Why we refused them access to the corpse
The deceased’s son, Chiemerie, disclosed that they denied all access to the corpse because they suspected ulterior motive as the family, including Ikechukwu, failed to help his father when he was ill.
He alleged: “He even promised to fly my father to India but, at the dying minutes, he said those that took him to hospital should pay his bills of over N2m. My father called him again and begged for his assistance but he refused. We borrowed money to pay the bills.
“When my father returned from hospital, he never visited to see him. What he did was to seal the small gate that connects our house to his. He also sent people to collect all his land and property receipts because my father helped in acquiring most of them for him.”
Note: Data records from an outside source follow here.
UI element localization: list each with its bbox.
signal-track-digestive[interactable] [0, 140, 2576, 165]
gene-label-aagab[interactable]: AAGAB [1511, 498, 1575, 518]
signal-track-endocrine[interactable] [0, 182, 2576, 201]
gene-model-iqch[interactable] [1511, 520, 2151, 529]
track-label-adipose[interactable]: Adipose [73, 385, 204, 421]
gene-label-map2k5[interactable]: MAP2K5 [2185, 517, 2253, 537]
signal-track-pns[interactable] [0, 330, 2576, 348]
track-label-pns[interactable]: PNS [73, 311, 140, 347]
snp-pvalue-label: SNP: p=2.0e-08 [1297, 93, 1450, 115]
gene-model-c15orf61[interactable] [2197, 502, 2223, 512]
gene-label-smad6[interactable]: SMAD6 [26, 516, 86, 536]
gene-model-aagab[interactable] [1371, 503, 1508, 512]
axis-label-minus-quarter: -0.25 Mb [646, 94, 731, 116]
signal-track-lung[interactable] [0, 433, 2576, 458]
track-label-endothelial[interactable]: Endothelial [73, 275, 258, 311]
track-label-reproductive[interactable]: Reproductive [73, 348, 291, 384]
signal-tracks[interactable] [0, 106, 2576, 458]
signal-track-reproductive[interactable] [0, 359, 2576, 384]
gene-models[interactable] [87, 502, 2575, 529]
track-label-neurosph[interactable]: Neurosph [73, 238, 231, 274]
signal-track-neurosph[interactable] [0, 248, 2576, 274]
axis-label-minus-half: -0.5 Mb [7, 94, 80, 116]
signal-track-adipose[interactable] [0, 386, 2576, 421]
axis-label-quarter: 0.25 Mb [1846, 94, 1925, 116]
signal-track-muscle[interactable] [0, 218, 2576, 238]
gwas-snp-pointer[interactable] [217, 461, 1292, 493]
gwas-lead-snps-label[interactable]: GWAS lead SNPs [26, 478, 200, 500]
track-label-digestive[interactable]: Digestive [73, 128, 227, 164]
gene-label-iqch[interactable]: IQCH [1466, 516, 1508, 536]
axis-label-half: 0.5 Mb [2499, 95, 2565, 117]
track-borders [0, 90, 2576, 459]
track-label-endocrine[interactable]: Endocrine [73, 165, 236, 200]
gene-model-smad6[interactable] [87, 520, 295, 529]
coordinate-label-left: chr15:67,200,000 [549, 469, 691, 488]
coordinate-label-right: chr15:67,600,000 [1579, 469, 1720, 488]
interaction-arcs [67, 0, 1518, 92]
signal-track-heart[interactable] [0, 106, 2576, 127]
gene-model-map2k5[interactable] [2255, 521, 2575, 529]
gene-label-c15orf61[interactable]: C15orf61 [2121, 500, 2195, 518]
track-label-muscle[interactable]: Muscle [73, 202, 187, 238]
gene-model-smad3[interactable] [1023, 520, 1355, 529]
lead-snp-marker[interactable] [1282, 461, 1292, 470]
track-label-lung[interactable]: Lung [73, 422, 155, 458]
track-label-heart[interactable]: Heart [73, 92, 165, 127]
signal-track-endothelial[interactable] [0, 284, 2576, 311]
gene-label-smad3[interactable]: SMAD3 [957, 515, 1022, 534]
Hear him: “The morning we were to go the mortuary, the mortician called me that somebody came with Okada with a woman, claiming that I sent him to see the corpse. It was then obvious they wanted to do something for which they didn’t want me to be there.
“We had fixed a date with the church for October 28, 2016. He insisted that the burial would not hold. We all went to the church and it was agreed that we all should work together for the burial. I was also told to take them to the mortuary.
“The next thing we saw was that we were served a court order restraining us from holding the burial. We went to the court and vacated the order for the burial to still hold on October 28.”
“On the said date he mobilized thugs and surrounded the mortuary not knowing that the corpse had been moved. They also blocked our compound and roads leading to the compound ensuring that nobody accessed our house for the burial.
“The family was able to get SARS Enugu who stormed the scene and arrested 13 of the boys and took them to SARS office Enugu. The same SARS police squad escorted the corpse to our compound and he was buried.
“Since then he has been fighting to exhume the body. In the course of the struggle we have been arrested and detained in several police cells including Lagos and Abuja.”
Orient Weekend learnt that both parties met with Enugu State Commissioner of Police Mr Sulaiman Balarabe on July 15 where the police reportedly explained that they were not properly briefed on the matter before erroneously giving the nod for the exhumation. The CP was also quoted as saying he didn’t know about the case just as he ordered that status quo be maintained.
The commissioner, this paper learnt, had asked the parties to the dispute to return to court to thrash out the case, warning that police would deal decisively with anybody that attempts to exhume the body until the case is dispensed.
Next battle line
Barrister Onuigbo insisted that they would file charges against his clients’ traducers over the destruction of the deceased’s house during the search for the corpse.
Nevertheless, Barrister Ejikeme, counsel to the aggrieved family, was confident of victory, saying they had done nothing against the law.
“Why should we deny the mother access to the son’s corpse? Even at today, the woman is still crying – if my son is alive let me see him, if he is dead show me the corpse, let me go and rest.”
On the rationale for exhuming the corpse buried almost 28 months ago, Ejikeme said it would help to satisfy all curiosity surrounding Ngozi’s death and prepare the family to pay their last respect.